Der 4. Band macht Bernfelds Arbeiten von 1919-1930 zur Theorie und
Praxis der Sozialpädagogik zugänglich, die angeregt waren durch
seine Erfahrungen im Kinderheim Baumgarten. Unter dem Begriff der
»Schulgemeinde« entwarf er 1928 ein Konzept für die Mit- und
Selbstbestimmung von Schülern und Heimkindern, wobei er auf eine
demokratische Ordnung der Fürsorgeinstitutionen als Rahmen der
Resozialisation abzielte. Als Ausgangspunkt der Sozialpädagogik
gilt Bernfeld 1929 der »soziale Ort«, der die soziale Determination
des seelischen Geschehens bei Kindern und Jugendlichen hervorhebt.

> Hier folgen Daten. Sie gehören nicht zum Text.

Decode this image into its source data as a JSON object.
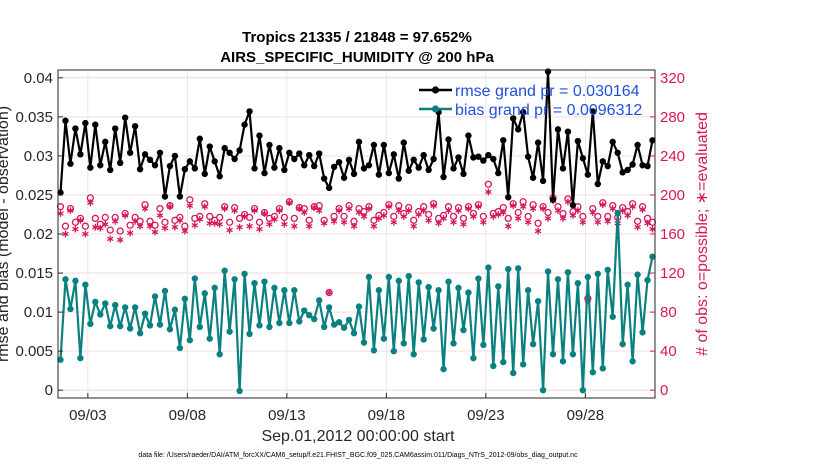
{
  "colors": {
    "rmse": "#000000",
    "bias": "#0b8080",
    "obs": "#d6175a",
    "legend_text": "#1f4fe0"
  },
  "footer": "data file: /Users/raeder/DAI/ATM_forcXX/CAM6_setup/f.e21.FHIST_BGC.f09_025.CAM6assim.011/Diags_NTrS_2012-09/obs_diag_output.nc",
  "chart_data": {
    "type": "line",
    "title": "Tropics 21335 / 21848 = 97.652%",
    "subtitle": "AIRS_SPECIFIC_HUMIDITY @ 200 hPa",
    "xlabel": "Sep.01,2012 00:00:00 start",
    "ylabel": "rmse and bias (model - observation)",
    "ylabel_right": "# of obs: o=possible; ∗=evaluated",
    "xlim": [
      1.5,
      31.5
    ],
    "ylim": [
      -0.001,
      0.041
    ],
    "ylim_right": [
      -8,
      328
    ],
    "x_ticks": [
      3,
      8,
      13,
      18,
      23,
      28
    ],
    "x_tick_labels": [
      "09/03",
      "09/08",
      "09/13",
      "09/18",
      "09/23",
      "09/28"
    ],
    "y_ticks": [
      0,
      0.005,
      0.01,
      0.015,
      0.02,
      0.025,
      0.03,
      0.035,
      0.04
    ],
    "y_tick_labels": [
      "0",
      "0.005",
      "0.01",
      "0.015",
      "0.02",
      "0.025",
      "0.03",
      "0.035",
      "0.04"
    ],
    "y_right_ticks": [
      0,
      40,
      80,
      120,
      160,
      200,
      240,
      280,
      320
    ],
    "y_right_tick_labels": [
      "0",
      "40",
      "80",
      "120",
      "160",
      "200",
      "240",
      "280",
      "320"
    ],
    "x": [
      1.625,
      1.875,
      2.125,
      2.375,
      2.625,
      2.875,
      3.125,
      3.375,
      3.625,
      3.875,
      4.125,
      4.375,
      4.625,
      4.875,
      5.125,
      5.375,
      5.625,
      5.875,
      6.125,
      6.375,
      6.625,
      6.875,
      7.125,
      7.375,
      7.625,
      7.875,
      8.125,
      8.375,
      8.625,
      8.875,
      9.125,
      9.375,
      9.625,
      9.875,
      10.125,
      10.375,
      10.625,
      10.875,
      11.125,
      11.375,
      11.625,
      11.875,
      12.125,
      12.375,
      12.625,
      12.875,
      13.125,
      13.375,
      13.625,
      13.875,
      14.125,
      14.375,
      14.625,
      14.875,
      15.125,
      15.375,
      15.625,
      15.875,
      16.125,
      16.375,
      16.625,
      16.875,
      17.125,
      17.375,
      17.625,
      17.875,
      18.125,
      18.375,
      18.625,
      18.875,
      19.125,
      19.375,
      19.625,
      19.875,
      20.125,
      20.375,
      20.625,
      20.875,
      21.125,
      21.375,
      21.625,
      21.875,
      22.125,
      22.375,
      22.625,
      22.875,
      23.125,
      23.375,
      23.625,
      23.875,
      24.125,
      24.375,
      24.625,
      24.875,
      25.125,
      25.375,
      25.625,
      25.875,
      26.125,
      26.375,
      26.625,
      26.875,
      27.125,
      27.375,
      27.625,
      27.875,
      28.125,
      28.375,
      28.625,
      28.875,
      29.125,
      29.375,
      29.625,
      29.875,
      30.125,
      30.375,
      30.625,
      30.875,
      31.125,
      31.375
    ],
    "series": [
      {
        "name": "rmse grand pr = 0.030164",
        "axis": "left",
        "marker": "filled-circle",
        "values": [
          0.0253,
          0.0345,
          0.029,
          0.0335,
          0.0302,
          0.0342,
          0.0285,
          0.034,
          0.0288,
          0.0318,
          0.0282,
          0.0335,
          0.0291,
          0.0349,
          0.0304,
          0.0338,
          0.0283,
          0.0302,
          0.0295,
          0.0288,
          0.0304,
          0.0248,
          0.0287,
          0.03,
          0.0248,
          0.0283,
          0.0293,
          0.0284,
          0.0322,
          0.0277,
          0.0312,
          0.0293,
          0.0274,
          0.031,
          0.0304,
          0.0296,
          0.0307,
          0.034,
          0.0357,
          0.0284,
          0.0326,
          0.0278,
          0.0314,
          0.0285,
          0.031,
          0.0282,
          0.0304,
          0.0296,
          0.0303,
          0.0288,
          0.0301,
          0.0287,
          0.0303,
          0.0271,
          0.0259,
          0.0286,
          0.0292,
          0.0272,
          0.0295,
          0.0277,
          0.0318,
          0.0284,
          0.0288,
          0.0314,
          0.0276,
          0.0314,
          0.0278,
          0.0302,
          0.0271,
          0.0317,
          0.0281,
          0.0295,
          0.0285,
          0.0301,
          0.0282,
          0.0296,
          0.0356,
          0.0273,
          0.0321,
          0.0284,
          0.0298,
          0.0277,
          0.0326,
          0.0298,
          0.0299,
          0.0294,
          0.0301,
          0.0296,
          0.0278,
          0.032,
          0.0247,
          0.0348,
          0.0334,
          0.0356,
          0.0299,
          0.0272,
          0.0317,
          0.0268,
          0.0408,
          0.0244,
          0.0334,
          0.0284,
          0.0331,
          0.0237,
          0.0319,
          0.0297,
          0.0276,
          0.0357,
          0.0264,
          0.0293,
          0.0287,
          0.0318,
          0.0304,
          0.0279,
          0.0282,
          0.0289,
          0.0314,
          0.0288,
          0.0287,
          0.032
        ]
      },
      {
        "name": "bias grand pr = 0.0096312",
        "axis": "left",
        "marker": "filled-circle",
        "values": [
          0.0039,
          0.0142,
          0.0104,
          0.014,
          0.0041,
          0.0135,
          0.0085,
          0.0113,
          0.0097,
          0.0111,
          0.0082,
          0.0109,
          0.0082,
          0.0106,
          0.0079,
          0.0106,
          0.0073,
          0.0098,
          0.0083,
          0.012,
          0.0084,
          0.0127,
          0.0078,
          0.0103,
          0.0054,
          0.0117,
          0.0064,
          0.0143,
          0.0081,
          0.0124,
          0.0066,
          0.0131,
          0.0046,
          0.0153,
          0.0075,
          0.0142,
          -0.0001,
          0.0149,
          0.0072,
          0.0137,
          0.0083,
          0.0139,
          0.0081,
          0.0131,
          0.0086,
          0.0128,
          0.0086,
          0.0128,
          0.0088,
          0.0102,
          0.0096,
          0.0091,
          0.0115,
          0.0081,
          0.0106,
          0.0084,
          0.0087,
          0.008,
          0.009,
          0.0073,
          0.0107,
          0.0061,
          0.0145,
          0.0051,
          0.0128,
          0.0066,
          0.0145,
          0.005,
          0.014,
          0.006,
          0.0146,
          0.0046,
          0.0138,
          0.0065,
          0.0132,
          0.0079,
          0.0128,
          0.0027,
          0.0139,
          0.006,
          0.0131,
          0.0077,
          0.0125,
          0.0041,
          0.0143,
          0.0058,
          0.0157,
          0.0031,
          0.0133,
          0.0036,
          0.0155,
          0.0022,
          0.0156,
          0.0033,
          0.0128,
          0.0059,
          0.0114,
          0.0,
          0.0152,
          0.0046,
          0.0142,
          0.0037,
          0.0151,
          0.0046,
          0.0137,
          0.0,
          0.0145,
          0.0023,
          0.0149,
          0.0028,
          0.0154,
          0.0094,
          0.0227,
          0.0059,
          0.0135,
          0.0037,
          0.0148,
          0.0074,
          0.0141,
          0.0171
        ]
      },
      {
        "name": "possible",
        "axis": "right",
        "marker": "open-circle",
        "values": [
          188,
          168,
          186,
          172,
          176,
          168,
          197,
          176,
          170,
          177,
          164,
          177,
          163,
          181,
          169,
          177,
          173,
          190,
          173,
          169,
          186,
          172,
          189,
          174,
          177,
          168,
          195,
          176,
          178,
          191,
          178,
          174,
          177,
          188,
          172,
          187,
          176,
          180,
          177,
          186,
          172,
          182,
          176,
          178,
          186,
          177,
          193,
          176,
          187,
          186,
          174,
          188,
          189,
          174,
          100,
          178,
          186,
          178,
          189,
          173,
          186,
          183,
          188,
          174,
          179,
          182,
          190,
          178,
          189,
          181,
          187,
          174,
          183,
          188,
          180,
          191,
          176,
          179,
          188,
          178,
          187,
          176,
          188,
          181,
          190,
          178,
          211,
          181,
          183,
          187,
          176,
          191,
          182,
          193,
          178,
          190,
          171,
          188,
          182,
          197,
          188,
          181,
          196,
          183,
          188,
          178,
          94,
          186,
          178,
          192,
          178,
          189,
          177,
          187,
          183,
          191,
          173,
          188,
          176,
          172
        ]
      },
      {
        "name": "evaluated",
        "axis": "right",
        "marker": "asterisk",
        "values": [
          181,
          160,
          184,
          165,
          174,
          160,
          192,
          167,
          166,
          170,
          155,
          173,
          154,
          179,
          161,
          173,
          168,
          186,
          168,
          162,
          179,
          166,
          188,
          167,
          174,
          163,
          189,
          169,
          175,
          188,
          171,
          171,
          170,
          186,
          164,
          184,
          167,
          178,
          168,
          184,
          165,
          181,
          170,
          175,
          184,
          170,
          192,
          168,
          186,
          182,
          168,
          187,
          184,
          171,
          100,
          173,
          184,
          172,
          186,
          168,
          182,
          178,
          186,
          168,
          176,
          179,
          188,
          172,
          184,
          178,
          184,
          168,
          180,
          184,
          174,
          189,
          171,
          176,
          184,
          172,
          184,
          170,
          186,
          178,
          188,
          172,
          203,
          178,
          180,
          182,
          168,
          189,
          176,
          188,
          172,
          186,
          163,
          186,
          176,
          194,
          184,
          176,
          193,
          179,
          184,
          172,
          92,
          182,
          172,
          190,
          173,
          186,
          171,
          184,
          179,
          188,
          167,
          185,
          171,
          165
        ]
      }
    ],
    "legend": [
      "rmse grand pr = 0.030164",
      "bias grand pr = 0.0096312"
    ],
    "legend_position": "top-right"
  }
}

Bernfeld hält die Berücksichtigung des sozialen Ortes in der
psychoanalytischen Resozialisation für unverzichtbar, denn dieser
setze »für das bürgerliche und das proletarische Kind je eine
andere Chance der Entwicklung«. Resozialisationsinitiativen könnten
nur gelingen, wenn die Entwicklungschancen, die der soziale Ort
bietet, in der Heim- und Fürsorgeerziehung genutzt werden.
Mit dem Erscheinen des 12. Bandes im Frühjahr 2016 wäre ein
entscheidender Fortschritt in der Erschließung des Werkes von
Siegfried Bernfeld, dem einzigen deutschen linken Jugendforscher
und psychoanalytischen Pädagogen von Format, gelungen. Während die
dreibändige Auswahl-Ausgabe von 1969-70 rund 1000 Seiten umfasste,
präsentiert die neue Werkausgabe rund 6000 Seiten. An der früheren
Ausgabe wurde zwei Jahre gearbeitet, von einem einzigen
Herausgeber, an der neuen mindestens 20 Jahre, von einem mindestens
9-köpfigen Team. In den letzten 40 Jahren sind außerdem wichtige
Diskussionsbände zu Bernfeld und zuletzt die große
Bernfeld-Biographie von Peter Dudek (2012) sowie die Studie
»Kinderheim Baumgarten« (2011) von Daniel Barth erschienen, die
neue Forschungen zu Bernfelds Leben und Werk vorlegen. Auf solche
Vorarbeiten konnte sich die alte dreibändige Ausgabe nicht stützen;
in der neuen zwölfbändigen werden sie berücksichtigt.
Allerdings wurde jene frühe Ausgabe in den 68er Jahren vorgelegt.
Sie traf auf eine breite Jugendbewegung, eine erbitterte Diskussion
um die Schulreform und eine grundsätzliche Infragestellung der
Schüler-Lehrer-Beziehung. Damals wurden Bernfelds Ausgewählte Werke
mindestens 60.000-mal verkauft. Der neuen Werkausgabe ist ein
ähnlicher Erfolg zu wünschen. Bernfeld hätte es verdient. Denn
seine Anstöße zur Reform des Bildungswesens, zu weiteren
qualitativen Jugendforschungen, zur Verbesserung der
psychoanalytischen Ausbildung der Erzieher sind heute so aktuell
wie je. Selbst seine Idee des Aufbaus einer neuen Gesellschaft
durch Schulgemeinden ist als Idee der radikalen Demokratisierung
Europas von unten eine diskutable Anregung für die längerfristige
Bewältigung der gegenwärtigen Staats- und Schuldenkrise. Der
Utopist Bernfeld könnte sich im 21. Jahrhundert als Realist
erweisen. Dieser Realismus ist heute für Psychoanalytiker genauso
interessant wie für Pädagogen, Sozialpädagogen und Politiker.